A former senior Garda accused of leaking information to the IRA that led to the killing of two high-ranking RUC officers insisted he spent every day of his life fighting against subversives.
As the Smithwick Inquiry had its final sitting before summer recess, Owen Corrigan said he was deeply insulted by allegations he colluded with the terror group.
He maintained he was not an IRA sympathiser, despite claims in an RUC report dated 1985 that he was.
"I think it's the greatest insult to my integrity," said Mr Corrigan, a former detective sergeant in Dundalk.
Under cross-examination by his solicitor Jim O'Callaghan, Mr Corrigan said he was hurt by many of the allegations that emerged during the tribunal.
"I found a lot of comments including comments in relation to several matters that were raised very hurtful," he said.
"Including allegations that I was malingering and that I was guilty of deception, which I find deeply offensive."
Mr Corrigan took to the witness box for the 15th time during the tribunal - a probe into allegations of collusion between gardai and the paramilitary group's ambush of Chief Superintendent Harry Breen and Superintendent Bob Buchanan.
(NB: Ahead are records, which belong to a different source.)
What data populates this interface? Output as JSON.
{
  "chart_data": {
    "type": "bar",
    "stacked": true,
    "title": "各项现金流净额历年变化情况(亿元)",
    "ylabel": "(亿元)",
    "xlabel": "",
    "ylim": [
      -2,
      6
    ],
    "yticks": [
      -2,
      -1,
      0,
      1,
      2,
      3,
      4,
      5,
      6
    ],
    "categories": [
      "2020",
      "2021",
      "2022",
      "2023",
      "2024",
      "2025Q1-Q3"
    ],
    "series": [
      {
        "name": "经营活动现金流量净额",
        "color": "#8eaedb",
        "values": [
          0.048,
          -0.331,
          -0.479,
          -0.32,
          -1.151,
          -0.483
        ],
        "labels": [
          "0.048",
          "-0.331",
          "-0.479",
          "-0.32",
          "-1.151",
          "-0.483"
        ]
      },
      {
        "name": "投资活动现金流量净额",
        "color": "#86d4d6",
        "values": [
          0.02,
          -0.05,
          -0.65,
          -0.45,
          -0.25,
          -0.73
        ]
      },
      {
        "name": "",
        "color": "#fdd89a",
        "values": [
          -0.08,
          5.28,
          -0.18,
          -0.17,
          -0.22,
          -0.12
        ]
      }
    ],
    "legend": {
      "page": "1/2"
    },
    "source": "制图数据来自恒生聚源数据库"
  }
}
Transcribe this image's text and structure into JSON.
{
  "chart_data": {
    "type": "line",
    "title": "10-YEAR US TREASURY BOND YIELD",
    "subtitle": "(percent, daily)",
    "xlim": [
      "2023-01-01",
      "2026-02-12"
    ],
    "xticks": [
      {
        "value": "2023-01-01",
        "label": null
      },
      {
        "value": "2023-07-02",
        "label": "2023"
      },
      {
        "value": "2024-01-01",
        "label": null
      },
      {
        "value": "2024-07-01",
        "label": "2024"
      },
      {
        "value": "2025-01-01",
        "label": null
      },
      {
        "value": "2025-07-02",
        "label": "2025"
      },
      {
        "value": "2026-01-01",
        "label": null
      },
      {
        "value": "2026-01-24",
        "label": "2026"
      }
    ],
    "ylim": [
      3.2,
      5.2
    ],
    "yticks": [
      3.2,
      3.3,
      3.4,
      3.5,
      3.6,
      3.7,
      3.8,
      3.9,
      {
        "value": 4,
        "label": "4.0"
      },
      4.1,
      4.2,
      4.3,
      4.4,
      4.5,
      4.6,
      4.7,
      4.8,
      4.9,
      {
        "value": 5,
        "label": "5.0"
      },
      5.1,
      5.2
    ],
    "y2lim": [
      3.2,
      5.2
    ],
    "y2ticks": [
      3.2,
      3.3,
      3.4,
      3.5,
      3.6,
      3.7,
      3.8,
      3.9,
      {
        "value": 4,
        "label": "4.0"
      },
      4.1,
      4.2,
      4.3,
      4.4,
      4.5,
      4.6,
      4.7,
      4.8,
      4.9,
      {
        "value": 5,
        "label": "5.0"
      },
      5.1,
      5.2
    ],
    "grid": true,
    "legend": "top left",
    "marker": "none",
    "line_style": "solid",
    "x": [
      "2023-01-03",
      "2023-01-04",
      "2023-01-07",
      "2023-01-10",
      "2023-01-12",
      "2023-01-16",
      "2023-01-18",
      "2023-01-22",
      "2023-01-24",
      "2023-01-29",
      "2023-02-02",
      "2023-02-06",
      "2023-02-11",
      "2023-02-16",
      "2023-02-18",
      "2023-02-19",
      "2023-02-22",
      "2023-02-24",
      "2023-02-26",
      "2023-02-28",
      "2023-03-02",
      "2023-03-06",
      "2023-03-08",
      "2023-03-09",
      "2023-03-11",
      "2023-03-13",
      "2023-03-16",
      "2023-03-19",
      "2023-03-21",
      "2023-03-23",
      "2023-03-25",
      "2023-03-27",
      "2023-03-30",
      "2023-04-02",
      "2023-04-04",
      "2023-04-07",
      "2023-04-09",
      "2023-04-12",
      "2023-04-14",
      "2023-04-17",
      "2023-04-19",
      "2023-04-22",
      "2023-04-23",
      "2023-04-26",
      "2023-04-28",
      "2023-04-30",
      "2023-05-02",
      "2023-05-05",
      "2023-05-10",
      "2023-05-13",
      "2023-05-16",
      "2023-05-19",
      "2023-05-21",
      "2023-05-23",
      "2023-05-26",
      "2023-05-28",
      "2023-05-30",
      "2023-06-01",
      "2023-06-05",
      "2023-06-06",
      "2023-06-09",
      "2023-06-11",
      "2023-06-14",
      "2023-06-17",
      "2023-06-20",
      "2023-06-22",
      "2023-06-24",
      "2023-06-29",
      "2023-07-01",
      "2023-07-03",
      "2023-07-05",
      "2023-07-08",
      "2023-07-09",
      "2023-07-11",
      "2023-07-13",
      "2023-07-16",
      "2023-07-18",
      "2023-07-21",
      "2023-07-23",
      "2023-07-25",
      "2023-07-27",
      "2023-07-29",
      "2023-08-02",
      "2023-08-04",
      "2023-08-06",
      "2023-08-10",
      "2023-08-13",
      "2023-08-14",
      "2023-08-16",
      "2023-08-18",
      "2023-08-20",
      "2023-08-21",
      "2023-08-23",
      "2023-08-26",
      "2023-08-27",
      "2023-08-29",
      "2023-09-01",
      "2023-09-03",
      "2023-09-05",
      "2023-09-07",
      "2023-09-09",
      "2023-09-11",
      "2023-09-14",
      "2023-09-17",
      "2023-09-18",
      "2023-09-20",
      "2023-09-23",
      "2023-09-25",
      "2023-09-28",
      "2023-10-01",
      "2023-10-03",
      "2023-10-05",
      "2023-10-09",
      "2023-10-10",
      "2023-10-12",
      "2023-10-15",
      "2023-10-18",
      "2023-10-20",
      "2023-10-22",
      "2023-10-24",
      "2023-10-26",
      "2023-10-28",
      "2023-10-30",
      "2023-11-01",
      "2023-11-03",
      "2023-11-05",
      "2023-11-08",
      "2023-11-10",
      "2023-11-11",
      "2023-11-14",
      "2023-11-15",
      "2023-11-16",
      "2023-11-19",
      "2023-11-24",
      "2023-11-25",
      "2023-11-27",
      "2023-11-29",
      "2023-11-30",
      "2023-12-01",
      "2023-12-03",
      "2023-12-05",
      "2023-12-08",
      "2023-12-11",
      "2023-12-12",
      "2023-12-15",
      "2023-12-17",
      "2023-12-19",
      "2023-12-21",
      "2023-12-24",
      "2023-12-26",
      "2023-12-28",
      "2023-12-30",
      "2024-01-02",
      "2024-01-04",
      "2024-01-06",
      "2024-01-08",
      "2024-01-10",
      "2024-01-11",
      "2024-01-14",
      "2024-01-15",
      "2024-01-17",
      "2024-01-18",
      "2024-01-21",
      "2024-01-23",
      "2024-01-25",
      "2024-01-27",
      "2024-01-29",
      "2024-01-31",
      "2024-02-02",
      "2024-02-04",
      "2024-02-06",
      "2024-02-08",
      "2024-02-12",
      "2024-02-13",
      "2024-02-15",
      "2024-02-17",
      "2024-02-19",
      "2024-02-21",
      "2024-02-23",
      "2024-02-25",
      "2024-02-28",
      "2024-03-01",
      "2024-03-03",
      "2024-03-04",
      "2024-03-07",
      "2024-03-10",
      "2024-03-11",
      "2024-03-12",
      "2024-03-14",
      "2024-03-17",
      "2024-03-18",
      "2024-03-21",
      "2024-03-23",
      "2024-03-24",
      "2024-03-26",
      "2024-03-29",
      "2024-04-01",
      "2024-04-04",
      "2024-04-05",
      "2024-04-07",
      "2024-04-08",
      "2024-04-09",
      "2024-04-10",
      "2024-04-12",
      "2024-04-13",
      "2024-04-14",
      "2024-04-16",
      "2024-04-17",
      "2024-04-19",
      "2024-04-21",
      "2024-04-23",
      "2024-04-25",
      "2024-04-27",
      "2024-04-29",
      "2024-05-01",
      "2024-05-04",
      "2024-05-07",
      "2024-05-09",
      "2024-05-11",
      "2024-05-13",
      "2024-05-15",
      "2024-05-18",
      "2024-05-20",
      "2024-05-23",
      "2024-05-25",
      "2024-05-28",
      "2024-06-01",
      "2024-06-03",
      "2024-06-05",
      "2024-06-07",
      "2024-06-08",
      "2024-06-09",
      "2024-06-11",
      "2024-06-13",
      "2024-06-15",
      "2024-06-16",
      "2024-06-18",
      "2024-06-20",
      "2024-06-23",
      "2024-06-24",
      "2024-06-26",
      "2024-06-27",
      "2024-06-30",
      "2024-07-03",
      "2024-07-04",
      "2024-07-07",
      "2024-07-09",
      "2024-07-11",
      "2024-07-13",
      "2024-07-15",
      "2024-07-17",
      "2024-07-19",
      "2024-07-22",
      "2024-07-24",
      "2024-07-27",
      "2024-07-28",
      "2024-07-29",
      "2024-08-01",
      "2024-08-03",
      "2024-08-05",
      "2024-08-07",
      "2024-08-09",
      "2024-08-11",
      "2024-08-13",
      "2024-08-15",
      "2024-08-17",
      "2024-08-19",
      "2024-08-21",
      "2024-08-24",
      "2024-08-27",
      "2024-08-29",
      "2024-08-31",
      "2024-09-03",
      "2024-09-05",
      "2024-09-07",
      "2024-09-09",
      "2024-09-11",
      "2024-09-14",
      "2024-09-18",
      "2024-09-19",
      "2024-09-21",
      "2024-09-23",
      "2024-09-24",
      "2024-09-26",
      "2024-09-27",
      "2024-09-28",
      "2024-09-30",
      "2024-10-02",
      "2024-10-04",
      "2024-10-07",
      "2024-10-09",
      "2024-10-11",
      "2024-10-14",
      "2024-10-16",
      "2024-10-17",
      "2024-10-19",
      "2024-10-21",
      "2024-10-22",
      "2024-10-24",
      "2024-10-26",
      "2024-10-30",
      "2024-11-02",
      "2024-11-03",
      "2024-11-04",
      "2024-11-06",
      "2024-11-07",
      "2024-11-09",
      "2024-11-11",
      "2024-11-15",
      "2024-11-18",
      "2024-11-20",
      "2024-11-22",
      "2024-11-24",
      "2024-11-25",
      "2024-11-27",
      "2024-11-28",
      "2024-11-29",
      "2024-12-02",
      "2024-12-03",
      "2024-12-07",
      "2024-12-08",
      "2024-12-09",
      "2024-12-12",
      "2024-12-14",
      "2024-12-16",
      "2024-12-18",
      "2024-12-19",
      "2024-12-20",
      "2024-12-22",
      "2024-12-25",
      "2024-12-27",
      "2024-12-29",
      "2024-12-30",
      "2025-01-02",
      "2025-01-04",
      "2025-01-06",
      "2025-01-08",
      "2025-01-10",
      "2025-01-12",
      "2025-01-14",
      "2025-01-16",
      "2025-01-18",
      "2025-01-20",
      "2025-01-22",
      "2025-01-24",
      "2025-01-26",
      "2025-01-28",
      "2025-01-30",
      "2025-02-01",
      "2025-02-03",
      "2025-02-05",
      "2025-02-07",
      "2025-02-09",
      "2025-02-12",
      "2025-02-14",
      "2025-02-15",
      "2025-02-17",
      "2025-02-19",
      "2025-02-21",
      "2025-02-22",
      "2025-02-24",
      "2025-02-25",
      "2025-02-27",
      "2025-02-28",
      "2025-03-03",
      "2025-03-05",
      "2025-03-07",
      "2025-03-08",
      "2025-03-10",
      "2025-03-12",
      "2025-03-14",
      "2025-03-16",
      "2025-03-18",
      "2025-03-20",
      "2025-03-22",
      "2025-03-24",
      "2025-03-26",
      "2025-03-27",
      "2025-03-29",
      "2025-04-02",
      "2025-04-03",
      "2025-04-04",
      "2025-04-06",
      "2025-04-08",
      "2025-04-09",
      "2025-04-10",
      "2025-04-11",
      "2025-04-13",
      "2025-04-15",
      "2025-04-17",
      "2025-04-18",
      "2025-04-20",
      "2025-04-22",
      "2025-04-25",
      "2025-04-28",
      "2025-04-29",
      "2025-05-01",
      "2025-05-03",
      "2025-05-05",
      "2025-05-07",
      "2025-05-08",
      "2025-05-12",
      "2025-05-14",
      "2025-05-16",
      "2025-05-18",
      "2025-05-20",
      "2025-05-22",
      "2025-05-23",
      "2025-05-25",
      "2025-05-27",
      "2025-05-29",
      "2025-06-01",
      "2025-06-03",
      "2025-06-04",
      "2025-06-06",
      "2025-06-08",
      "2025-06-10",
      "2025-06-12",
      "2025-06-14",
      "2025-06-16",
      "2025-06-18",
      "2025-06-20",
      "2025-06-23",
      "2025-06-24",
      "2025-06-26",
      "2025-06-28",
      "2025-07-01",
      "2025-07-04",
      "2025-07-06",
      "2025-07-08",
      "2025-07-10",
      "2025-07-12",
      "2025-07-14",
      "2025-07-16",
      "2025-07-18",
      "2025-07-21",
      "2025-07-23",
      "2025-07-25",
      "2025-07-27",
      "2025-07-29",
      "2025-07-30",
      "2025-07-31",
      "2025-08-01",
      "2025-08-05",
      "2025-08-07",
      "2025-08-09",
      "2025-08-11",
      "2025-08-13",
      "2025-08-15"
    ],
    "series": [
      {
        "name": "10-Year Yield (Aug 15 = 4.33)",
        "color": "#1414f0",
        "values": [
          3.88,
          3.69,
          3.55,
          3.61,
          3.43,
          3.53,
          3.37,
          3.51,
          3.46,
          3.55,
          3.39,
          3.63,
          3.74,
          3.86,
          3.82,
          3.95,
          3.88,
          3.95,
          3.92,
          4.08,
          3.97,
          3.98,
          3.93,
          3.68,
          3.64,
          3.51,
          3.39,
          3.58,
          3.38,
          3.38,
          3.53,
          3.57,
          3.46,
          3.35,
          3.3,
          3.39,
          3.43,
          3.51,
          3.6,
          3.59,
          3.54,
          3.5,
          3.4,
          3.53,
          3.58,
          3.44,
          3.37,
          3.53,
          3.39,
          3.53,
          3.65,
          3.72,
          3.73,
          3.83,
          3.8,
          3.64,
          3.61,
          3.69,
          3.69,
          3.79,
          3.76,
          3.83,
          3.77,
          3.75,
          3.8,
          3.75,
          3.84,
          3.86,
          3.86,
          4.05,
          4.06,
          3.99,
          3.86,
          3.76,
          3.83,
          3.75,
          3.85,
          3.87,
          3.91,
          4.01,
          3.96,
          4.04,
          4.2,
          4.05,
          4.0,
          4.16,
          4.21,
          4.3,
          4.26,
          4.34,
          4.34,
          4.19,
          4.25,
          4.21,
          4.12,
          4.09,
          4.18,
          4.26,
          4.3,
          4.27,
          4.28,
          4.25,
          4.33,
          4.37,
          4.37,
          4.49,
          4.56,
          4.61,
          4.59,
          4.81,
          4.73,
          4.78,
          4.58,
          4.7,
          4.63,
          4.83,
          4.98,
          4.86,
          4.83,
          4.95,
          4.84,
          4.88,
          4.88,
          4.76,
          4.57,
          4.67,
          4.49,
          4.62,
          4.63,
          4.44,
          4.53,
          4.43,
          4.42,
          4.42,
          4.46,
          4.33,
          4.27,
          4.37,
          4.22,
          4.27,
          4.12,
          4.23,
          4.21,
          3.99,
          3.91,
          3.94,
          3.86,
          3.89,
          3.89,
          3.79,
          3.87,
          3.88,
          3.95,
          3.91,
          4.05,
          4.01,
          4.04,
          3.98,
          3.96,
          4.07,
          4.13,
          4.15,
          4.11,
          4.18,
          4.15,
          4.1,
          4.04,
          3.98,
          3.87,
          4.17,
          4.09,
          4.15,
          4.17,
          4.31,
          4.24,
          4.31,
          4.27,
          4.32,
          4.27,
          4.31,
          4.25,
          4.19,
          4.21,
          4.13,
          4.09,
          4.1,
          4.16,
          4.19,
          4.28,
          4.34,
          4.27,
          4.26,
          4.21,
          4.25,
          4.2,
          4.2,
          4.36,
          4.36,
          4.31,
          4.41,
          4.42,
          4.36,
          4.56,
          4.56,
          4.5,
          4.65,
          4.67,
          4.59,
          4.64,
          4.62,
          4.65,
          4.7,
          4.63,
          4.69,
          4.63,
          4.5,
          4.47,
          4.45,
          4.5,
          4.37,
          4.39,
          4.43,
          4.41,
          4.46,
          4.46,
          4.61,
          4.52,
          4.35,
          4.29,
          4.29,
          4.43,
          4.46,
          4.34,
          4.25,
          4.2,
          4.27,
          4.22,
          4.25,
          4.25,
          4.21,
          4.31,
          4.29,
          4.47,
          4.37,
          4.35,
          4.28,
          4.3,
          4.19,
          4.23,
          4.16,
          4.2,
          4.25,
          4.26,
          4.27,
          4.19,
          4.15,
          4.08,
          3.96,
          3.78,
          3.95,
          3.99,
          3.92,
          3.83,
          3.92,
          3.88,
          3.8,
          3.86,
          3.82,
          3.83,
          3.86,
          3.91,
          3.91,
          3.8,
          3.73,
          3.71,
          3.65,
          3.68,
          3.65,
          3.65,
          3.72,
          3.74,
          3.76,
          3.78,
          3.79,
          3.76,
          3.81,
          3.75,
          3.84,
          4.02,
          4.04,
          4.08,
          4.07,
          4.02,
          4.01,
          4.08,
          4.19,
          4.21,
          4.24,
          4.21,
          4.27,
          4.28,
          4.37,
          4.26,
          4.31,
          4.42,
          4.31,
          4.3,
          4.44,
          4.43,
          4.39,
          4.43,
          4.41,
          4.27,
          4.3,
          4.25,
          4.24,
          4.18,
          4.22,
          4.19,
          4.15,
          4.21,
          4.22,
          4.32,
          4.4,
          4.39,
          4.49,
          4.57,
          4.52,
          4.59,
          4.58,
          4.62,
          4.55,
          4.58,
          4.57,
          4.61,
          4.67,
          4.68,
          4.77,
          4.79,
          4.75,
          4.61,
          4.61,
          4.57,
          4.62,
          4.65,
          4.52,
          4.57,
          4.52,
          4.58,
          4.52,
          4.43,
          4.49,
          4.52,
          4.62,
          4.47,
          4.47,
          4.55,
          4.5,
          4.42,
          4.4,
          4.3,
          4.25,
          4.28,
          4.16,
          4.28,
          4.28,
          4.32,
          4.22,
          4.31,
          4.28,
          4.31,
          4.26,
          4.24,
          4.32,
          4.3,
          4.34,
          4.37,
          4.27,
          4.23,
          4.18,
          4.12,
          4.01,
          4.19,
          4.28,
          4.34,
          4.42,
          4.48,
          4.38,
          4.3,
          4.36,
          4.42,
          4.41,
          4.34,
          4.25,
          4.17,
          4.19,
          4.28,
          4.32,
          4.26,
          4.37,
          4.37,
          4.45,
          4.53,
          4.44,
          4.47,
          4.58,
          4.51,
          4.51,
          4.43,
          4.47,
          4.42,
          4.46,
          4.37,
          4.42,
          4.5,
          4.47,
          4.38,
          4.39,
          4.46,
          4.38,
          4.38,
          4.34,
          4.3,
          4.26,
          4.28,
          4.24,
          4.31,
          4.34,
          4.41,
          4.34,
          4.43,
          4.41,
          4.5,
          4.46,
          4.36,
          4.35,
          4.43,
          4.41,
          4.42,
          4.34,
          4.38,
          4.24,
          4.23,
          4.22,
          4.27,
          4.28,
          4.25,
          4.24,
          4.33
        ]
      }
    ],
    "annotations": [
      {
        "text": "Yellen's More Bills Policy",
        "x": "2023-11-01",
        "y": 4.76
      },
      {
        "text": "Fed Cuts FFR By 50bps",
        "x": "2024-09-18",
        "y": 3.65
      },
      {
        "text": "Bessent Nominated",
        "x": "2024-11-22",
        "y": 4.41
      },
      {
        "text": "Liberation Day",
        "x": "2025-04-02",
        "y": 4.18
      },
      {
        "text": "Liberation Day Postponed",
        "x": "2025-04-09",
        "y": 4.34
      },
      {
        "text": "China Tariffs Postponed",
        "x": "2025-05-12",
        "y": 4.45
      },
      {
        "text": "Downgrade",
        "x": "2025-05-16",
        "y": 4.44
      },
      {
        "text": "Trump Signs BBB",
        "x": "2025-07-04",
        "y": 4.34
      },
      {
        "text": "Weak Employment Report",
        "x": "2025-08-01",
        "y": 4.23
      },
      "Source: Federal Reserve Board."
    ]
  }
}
The high-ranking officers were returning from a meeting on March 20, 1989 with gardai in Dundalk when they were ambushed and shot dead just north of the border in Co Armagh. The Provisional IRA claimed responsibility for the murders.
As Judge Peter Smithwick adjourned the tribunal until the end of August, Mr O'Callaghan said he had not finished cross-examining his client, who is expected to return to the witness box.